Nicki Minaj said “assassin” while trying to hype up Vice President JD Vance as a sharp, hard‑hitting political operator, but it came out as an extremely awkward word choice given the context and she clearly regretted it immediately.

What actually happened

At Turning Point USA’s AmericaFest in December 2025, Nicki appeared onstage with Erika Kirk, whose husband Charlie Kirk had recently been assassinated at a TPUSA event.

While praising Donald Trump and JD Vance as role models for young men, she said: “our handsome, dashing president” and then called Vance “the assassin, JD Vance, our vice president,” before stopping, covering her mouth and going quiet as the crowd reacted.

Why she said “assassin”

Many outlets and commentators note that she seemed to be using “assassin” as high-energy slang for someone who is ruthlessly effective or politically lethal, not literally a killer.

In rap, sports, and comedy slang, calling someone an “assassin” can mean they are extremely sharp, deadly with their skills, or brutally efficient at what they do, and some fans argued she was reaching for that kind of compliment about Vance’s political style.

Why it blew up so fast

The word hit especially hard because Erika Kirk’s husband had been shot and killed only a few months earlier at a TPUSA event, so any talk of “assassins” in that setting felt painfully on the nose.

Clips of the moment spread across social media, with people replaying the silence after she realized what she’d said, turning it into a trending topic and forum discussion under phrases like “why did Nicki Minaj say assassin” and “AmericaFest moment.”

How Erika and Nicki reacted

Onstage, Erika Kirk quickly tried to defuse the situation, telling Nicki that she’d “heard everything” and reassuring her she was fine, even laughing it off and emphasizing grace and faith rather than outrage.

Nicki went quiet, covered her mouth, then told Erika “I love you,” clearly signaling that she knew she had misspoken and had not intended any disrespect toward Erika or her late husband.
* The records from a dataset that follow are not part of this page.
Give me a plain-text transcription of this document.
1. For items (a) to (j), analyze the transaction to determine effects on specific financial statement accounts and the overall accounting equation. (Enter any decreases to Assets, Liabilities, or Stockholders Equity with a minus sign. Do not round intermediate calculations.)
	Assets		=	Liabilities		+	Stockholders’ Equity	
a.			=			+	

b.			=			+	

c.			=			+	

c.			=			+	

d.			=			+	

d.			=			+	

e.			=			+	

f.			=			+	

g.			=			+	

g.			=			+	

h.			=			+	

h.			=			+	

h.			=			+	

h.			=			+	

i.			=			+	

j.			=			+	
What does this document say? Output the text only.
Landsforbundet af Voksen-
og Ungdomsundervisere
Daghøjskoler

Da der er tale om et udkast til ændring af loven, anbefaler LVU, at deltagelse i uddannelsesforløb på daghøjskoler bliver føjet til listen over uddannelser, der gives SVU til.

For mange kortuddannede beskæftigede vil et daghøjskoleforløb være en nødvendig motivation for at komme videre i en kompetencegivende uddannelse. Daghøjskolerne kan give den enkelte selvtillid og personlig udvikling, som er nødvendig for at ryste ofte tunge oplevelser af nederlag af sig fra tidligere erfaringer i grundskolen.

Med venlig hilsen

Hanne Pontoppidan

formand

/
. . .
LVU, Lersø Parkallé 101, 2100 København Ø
How people are interpreting it now

Commentators and videos breaking down the moment generally frame it as a clumsy verbal slip where entertainment slang crashed into a very raw political and personal context.

Online discussions split between:

  • Those who see it as an unfortunate but obviously unintentional gaffe and think Erika’s gracious response should close the book.
  • Those who argue celebrities crossing into politics need to be far more careful, because words like “assassin” land differently when the audience is still grieving an actual assassination.

TL;DR: She likely meant “assassin” as over-the-top praise for Vance’s political toughness, but in a room led by the widow of a recently assassinated activist, the word choice was incredibly insensitive, which she appeared to realize instantly.

Information gathered from public forums or data available on the internet and portrayed here.